Dain Hansen is vice president of Government Relations, The IAPMO Group. He lends his frequent perspective of Capitol Hill, and the plumbing industry.
Here is an edited version of his update from March 20:
Executive Order Includes Water Efficiency. Yesterday, the President signed an executive order directing the federal government to cut carbon emissions by 40 percent from 2008 levels over the next 10 years. The White House stated that it will save taxpayers up to $18 billion in avoided energy costs, and increase the share of electricity the Federal Government consumes from renewable sources to 30 percent. In addition to cutting emissions and increasing the use of renewable energy, the executive order outlines a number of additional measures to make the Federal Government’s operations more sustainable, efficient and energy-secure, including directing Federal agencies to reduce water intensity in Federal buildings by 2 percent per year through 2025. While the order was widely praised by environmentalists, it fell short with Greenpeace. The group criticized the order, which also raises the federal share of electricity generated from renewables to 30 percent, for not curbing fossil fuel drilling on public lands.
New Water Heater Standards Take Effect Next Month. New national efficiency standards for water heaters, slated to take effect next month, mean Americans will soon be spending less money heating the water to wash dishes, clean laundry, and take showers. Water heating is the second largest household energy expense behind heating and accounts for about 18 percent of a typical home’s energy consumption. With nine million water heaters sold a year, the savings add up. Over thirty years, the new standards are expected to net consumers about $8.7 billion savings and save enough energy (2.6 quadrillion Btu) to meet the total energy needs of 13 million typical U.S. homes for a year. An average American household spends about $500 less per year on energy because of the national standards in effect today covering everything from refrigerators to air conditioners. The new water heater standards will reduce energy use by a modest 3-4 percent for the majority of storage water heaters and between 25-50 percent for those 55 gallons and over. The latter account for about 10 percent of the water heaters sold per year in the United States.

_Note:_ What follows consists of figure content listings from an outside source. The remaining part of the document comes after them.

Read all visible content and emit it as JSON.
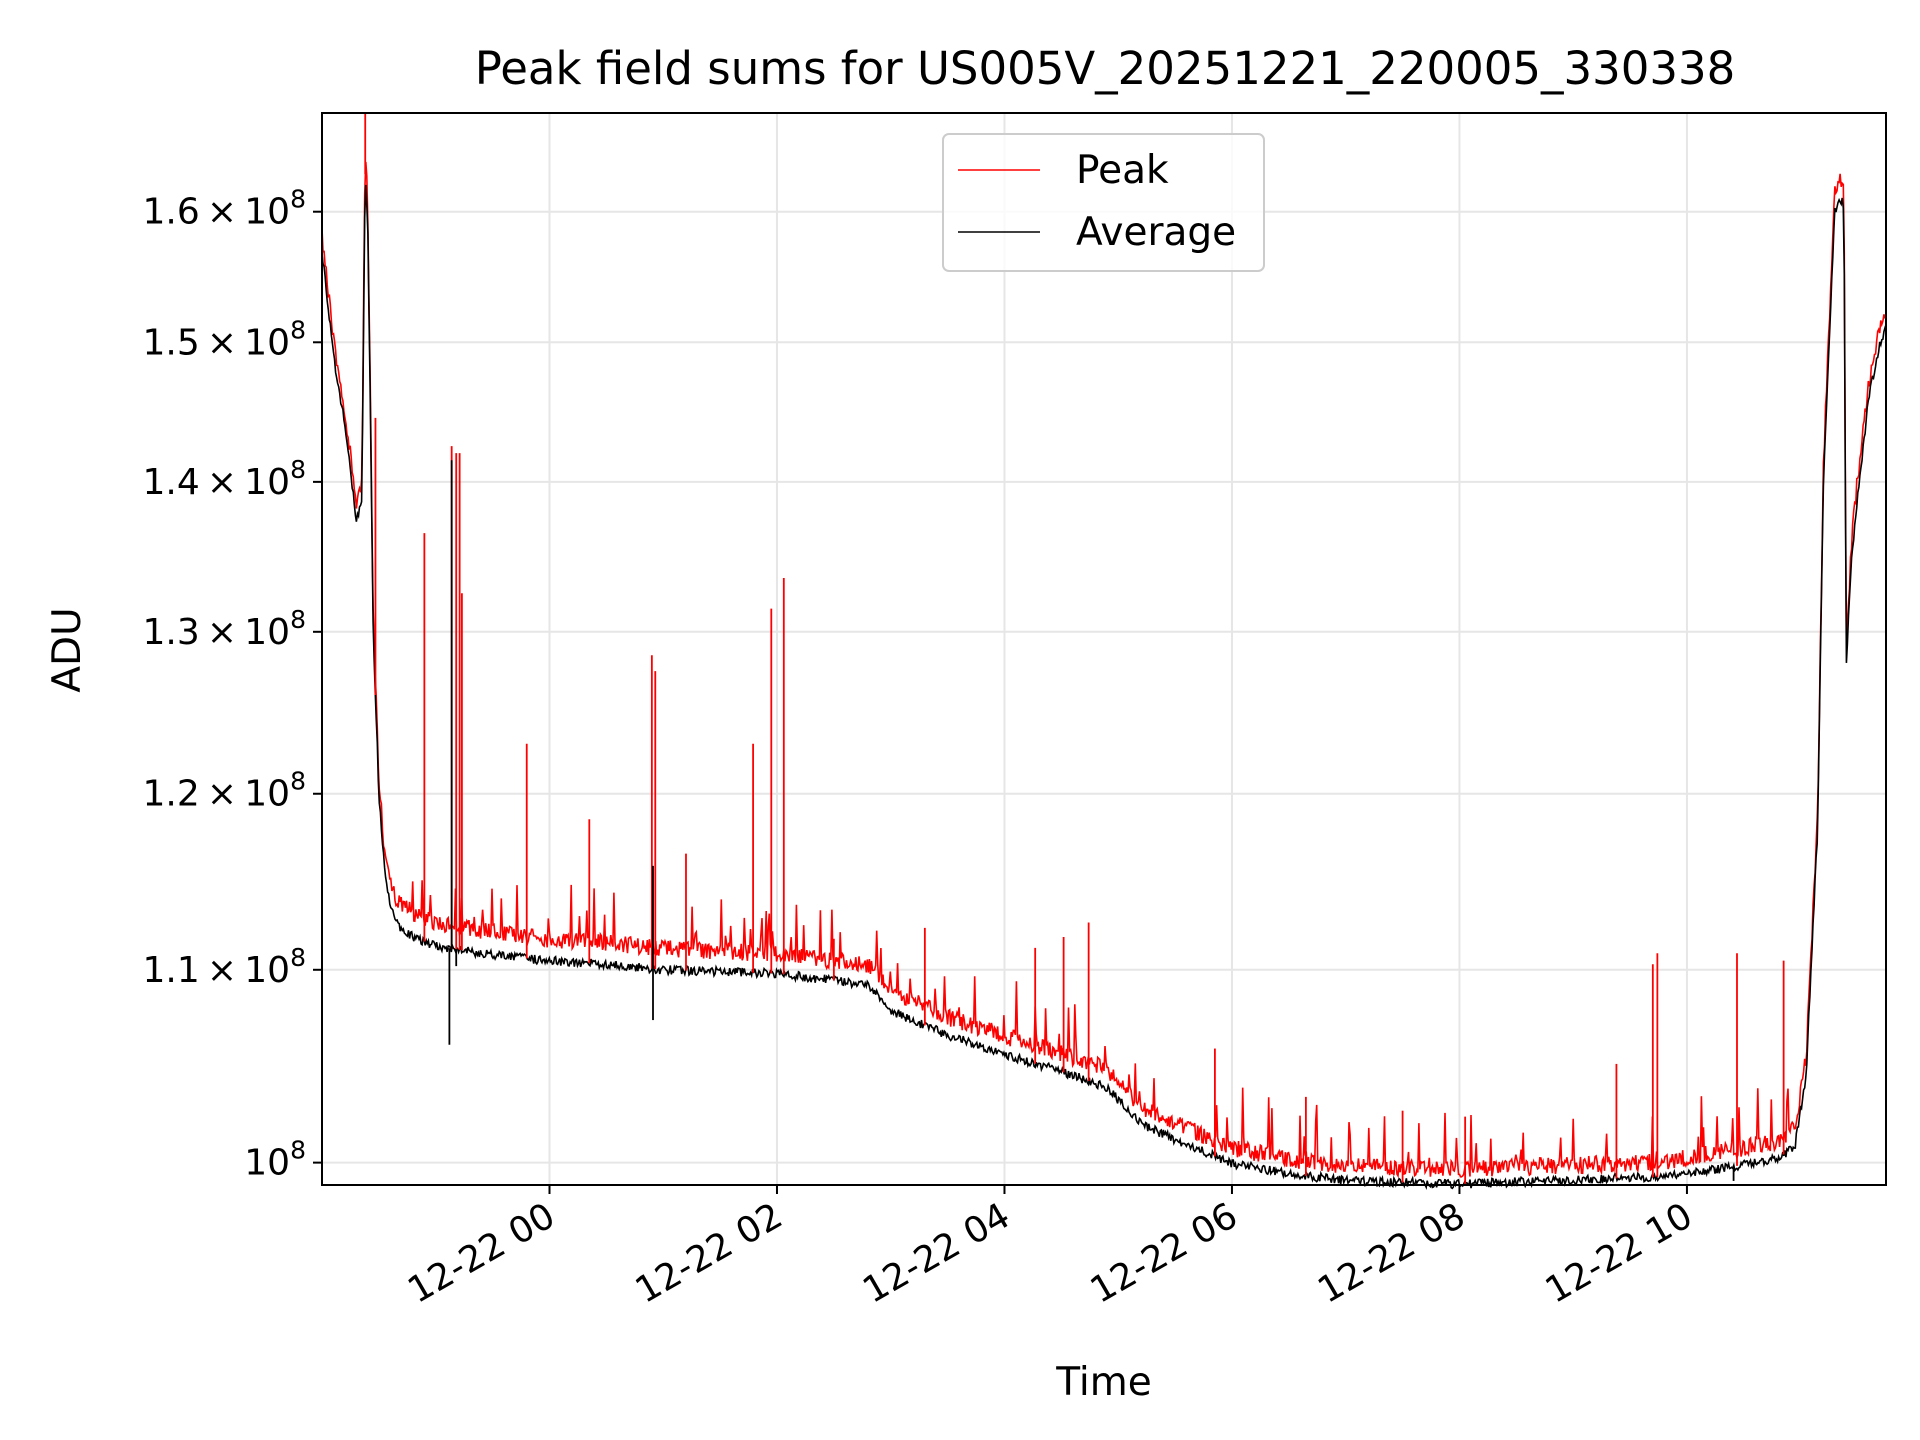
{
  "chart_data": {
    "type": "line",
    "title": "Peak field sums for US005V_20251221_220005_330338",
    "xlabel": "Time",
    "ylabel": "ADU",
    "x_unit": "hours since 2025-12-22 00:00",
    "xlim": [
      -2.0,
      11.75
    ],
    "ylim": [
      98900000,
      168000000
    ],
    "y_scale": "log",
    "grid": true,
    "legend_position": "upper-center",
    "x_ticks": [
      {
        "value": 0,
        "label": "12-22 00"
      },
      {
        "value": 2,
        "label": "12-22 02"
      },
      {
        "value": 4,
        "label": "12-22 04"
      },
      {
        "value": 6,
        "label": "12-22 06"
      },
      {
        "value": 8,
        "label": "12-22 08"
      },
      {
        "value": 10,
        "label": "12-22 10"
      }
    ],
    "y_ticks": [
      {
        "value": 100000000,
        "mant": "",
        "exp": "8"
      },
      {
        "value": 110000000,
        "mant": "1.1",
        "exp": "8"
      },
      {
        "value": 120000000,
        "mant": "1.2",
        "exp": "8"
      },
      {
        "value": 130000000,
        "mant": "1.3",
        "exp": "8"
      },
      {
        "value": 140000000,
        "mant": "1.4",
        "exp": "8"
      },
      {
        "value": 150000000,
        "mant": "1.5",
        "exp": "8"
      },
      {
        "value": 160000000,
        "mant": "1.6",
        "exp": "8"
      }
    ],
    "series": [
      {
        "name": "Peak",
        "color": "#ff0000"
      },
      {
        "name": "Average",
        "color": "#000000"
      }
    ],
    "baseline": {
      "x": [
        -2.0,
        -1.9,
        -1.8,
        -1.7,
        -1.65,
        -1.62,
        -1.6,
        -1.55,
        -1.5,
        -1.45,
        -1.4,
        -1.35,
        -1.3,
        -1.2,
        -1.0,
        -0.5,
        0.0,
        0.5,
        1.0,
        2.0,
        2.8,
        3.0,
        3.5,
        4.0,
        4.5,
        4.9,
        5.2,
        5.6,
        6.0,
        6.5,
        7.0,
        8.0,
        9.0,
        9.8,
        10.3,
        10.8,
        10.95,
        11.05,
        11.15,
        11.2,
        11.3,
        11.35,
        11.38,
        11.4,
        11.45,
        11.5,
        11.6,
        11.7,
        11.75
      ],
      "average": [
        157000000,
        149000000,
        144000000,
        137500000,
        138500000,
        163000000,
        160000000,
        130000000,
        120000000,
        115500000,
        113500000,
        112600000,
        112300000,
        111800000,
        111300000,
        110800000,
        110500000,
        110300000,
        110000000,
        109800000,
        109200000,
        107800000,
        106500000,
        105500000,
        104600000,
        103800000,
        101900000,
        100900000,
        99950000,
        99450000,
        99100000,
        98950000,
        99150000,
        99300000,
        99700000,
        100200000,
        100800000,
        104500000,
        118000000,
        140000000,
        160000000,
        161000000,
        160500000,
        128000000,
        135000000,
        139000000,
        146000000,
        150000000,
        151000000
      ],
      "peak_offset": [
        600000,
        500000,
        500000,
        600000,
        600000,
        800000,
        700000,
        500000,
        500000,
        600000,
        800000,
        900000,
        900000,
        900000,
        800000,
        800000,
        700000,
        700000,
        700000,
        600000,
        600000,
        600000,
        500000,
        500000,
        500000,
        500000,
        500000,
        400000,
        350000,
        300000,
        300000,
        300000,
        300000,
        350000,
        400000,
        450000,
        500000,
        500000,
        500000,
        600000,
        800000,
        800000,
        800000,
        600000,
        600000,
        600000,
        500000,
        500000,
        500000
      ]
    },
    "spikes": [
      {
        "series": "Peak",
        "x": -1.62,
        "value": 168000000
      },
      {
        "series": "Peak",
        "x": -1.53,
        "value": 144500000
      },
      {
        "series": "Peak",
        "x": -1.1,
        "value": 136500000
      },
      {
        "series": "Peak",
        "x": -0.86,
        "value": 142500000
      },
      {
        "series": "Peak",
        "x": -0.82,
        "value": 142000000
      },
      {
        "series": "Peak",
        "x": -0.79,
        "value": 142000000
      },
      {
        "series": "Peak",
        "x": -0.77,
        "value": 132500000
      },
      {
        "series": "Peak",
        "x": -0.2,
        "value": 123000000
      },
      {
        "series": "Peak",
        "x": 0.35,
        "value": 118500000
      },
      {
        "series": "Peak",
        "x": 0.9,
        "value": 128500000
      },
      {
        "series": "Peak",
        "x": 0.93,
        "value": 127500000
      },
      {
        "series": "Peak",
        "x": 1.2,
        "value": 116500000
      },
      {
        "series": "Peak",
        "x": 1.79,
        "value": 123000000
      },
      {
        "series": "Peak",
        "x": 1.95,
        "value": 131500000
      },
      {
        "series": "Peak",
        "x": 2.06,
        "value": 133500000
      },
      {
        "series": "Peak",
        "x": 2.5,
        "value": 111700000
      },
      {
        "series": "Peak",
        "x": 3.3,
        "value": 112300000
      },
      {
        "series": "Peak",
        "x": 4.27,
        "value": 111200000
      },
      {
        "series": "Peak",
        "x": 4.52,
        "value": 111800000
      },
      {
        "series": "Peak",
        "x": 4.74,
        "value": 112600000
      },
      {
        "series": "Peak",
        "x": 5.85,
        "value": 105800000
      },
      {
        "series": "Peak",
        "x": 6.65,
        "value": 103300000
      },
      {
        "series": "Peak",
        "x": 7.5,
        "value": 102600000
      },
      {
        "series": "Peak",
        "x": 8.05,
        "value": 102300000
      },
      {
        "series": "Peak",
        "x": 9.38,
        "value": 105000000
      },
      {
        "series": "Peak",
        "x": 9.7,
        "value": 110300000
      },
      {
        "series": "Peak",
        "x": 9.74,
        "value": 110900000
      },
      {
        "series": "Peak",
        "x": 10.44,
        "value": 110900000
      },
      {
        "series": "Peak",
        "x": 10.85,
        "value": 110500000
      },
      {
        "series": "Average",
        "x": -0.86,
        "value": 141500000
      },
      {
        "series": "Average",
        "x": -0.88,
        "value": 106000000
      },
      {
        "series": "Average",
        "x": -0.82,
        "value": 110200000
      },
      {
        "series": "Average",
        "x": 0.91,
        "value": 115800000
      },
      {
        "series": "Average",
        "x": 0.91,
        "value": 107300000
      },
      {
        "series": "Average",
        "x": 10.41,
        "value": 99100000
      }
    ]
  }
}
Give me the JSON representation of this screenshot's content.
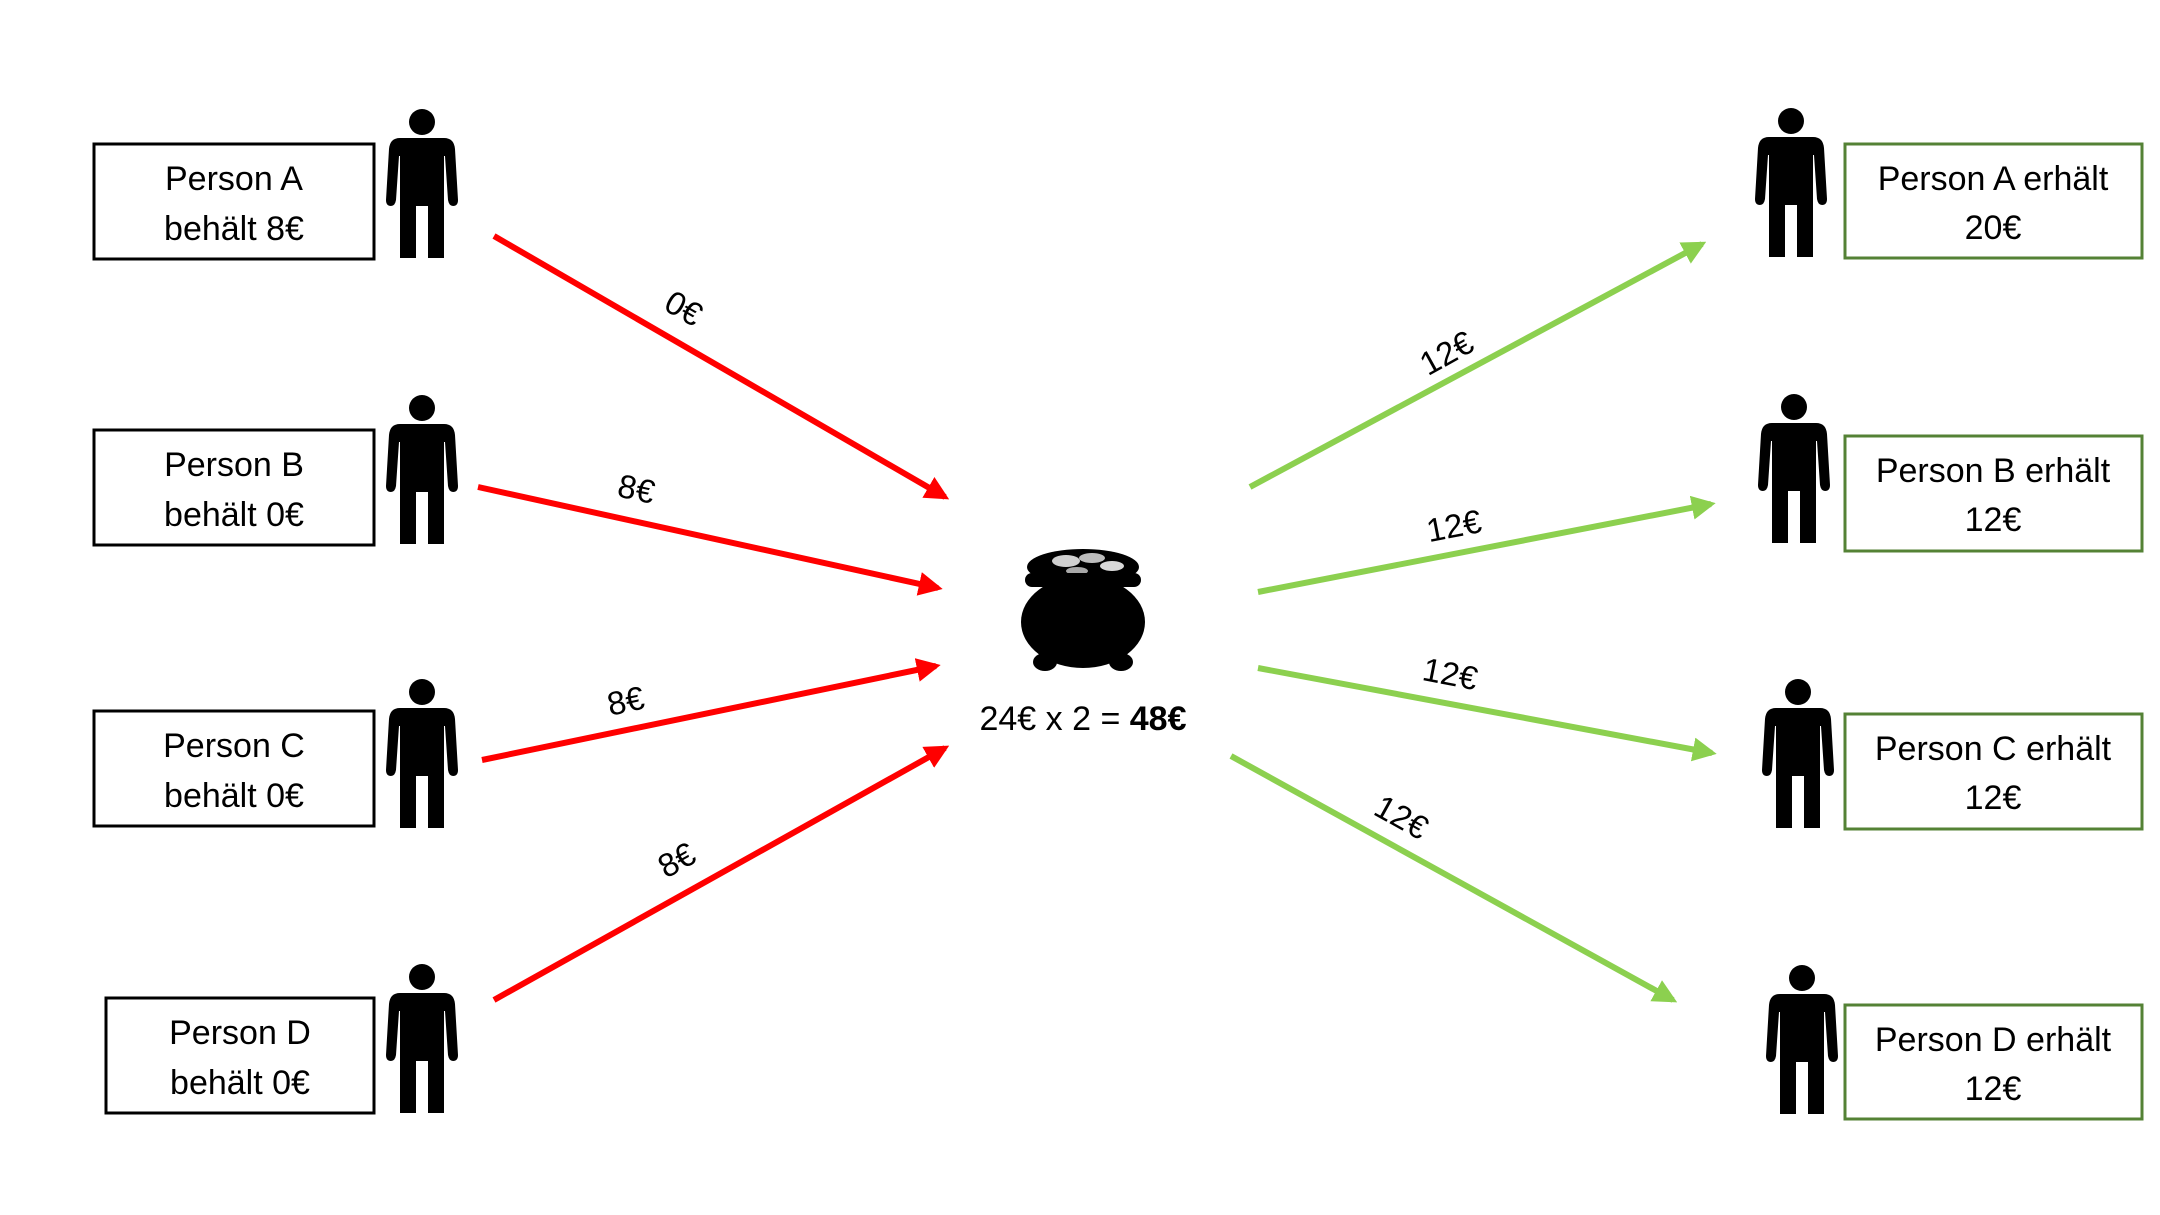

Governor, California Lawmakers Unveil $1B Emergency Drought-Relief Plan. Drought-relief legislation providing about $1 billion in spending was proposed Thursday by Gov. Jerry Brown and Democratic legislative leaders as California enters its fourth consecutive dry year near the end of what has been a dismal wet season. The plan calls for $1 billion in drought relief and is a response to what the governor and lawmakers called a water crisis that has intensified after months without much significant precipitation. The vast majority of the package accelerates spending that voters have already approved for water and flood projects, including last year’s $7.5 billion bond measure. There is also money for emergency drinking water, food aid for the hardest-hit counties, fish and wildlife protections and groundwater management. Ninety-three percent of the state is under severe drought, according to the weekly report issued by several government agencies. Continuing dry conditions drove state water regulators this week to ramp up mandatory water restrictions on California residents. Under rules approved Tuesday by the State Water Resources Control Board, Californians cannot water their lawns daily and must ask for water when dining at restaurants. Brown was asked Thursday about calls for the state water board to enact stricter rules. He said the board is “acting at pace that makes sense.” He continued, ”It takes a long time for people to grasp an unprecedented change.”
Want to go to Spring Training? Conserve Water. This week, EPA promoted its annual “Fix a Leak” campaign reminding consumers of more than one trillion gallons of water that go down the drain because of household leaks. It is estimated that leaks may increase a water bill by as much as 10 percent. Annually, the average American family could be wasting more than 10,000 gallons of water — enough for 270 loads of laundry — due to easy-to-fix leaks. “Fixing household leaks is not only an important way to conserve water, but it is a simple way that American families can reduce energy use and lower utility bills,” said Ken Kopocis, Deputy Assistant Administrator for Water at the U.S. Environmental Protection Agency. To help consumers find and fix leaks, EPAWaterSense partners are sponsoring running races, workshops, contests and other educational events across the country. An example of promotions include the city of Goodyear, Arizona, is teaming up with the Cincinnati Reds and Cleveland Indians to offer complimentary spring training baseball tickets to local residents whose 2015 winter water bills show a reduction from 2014.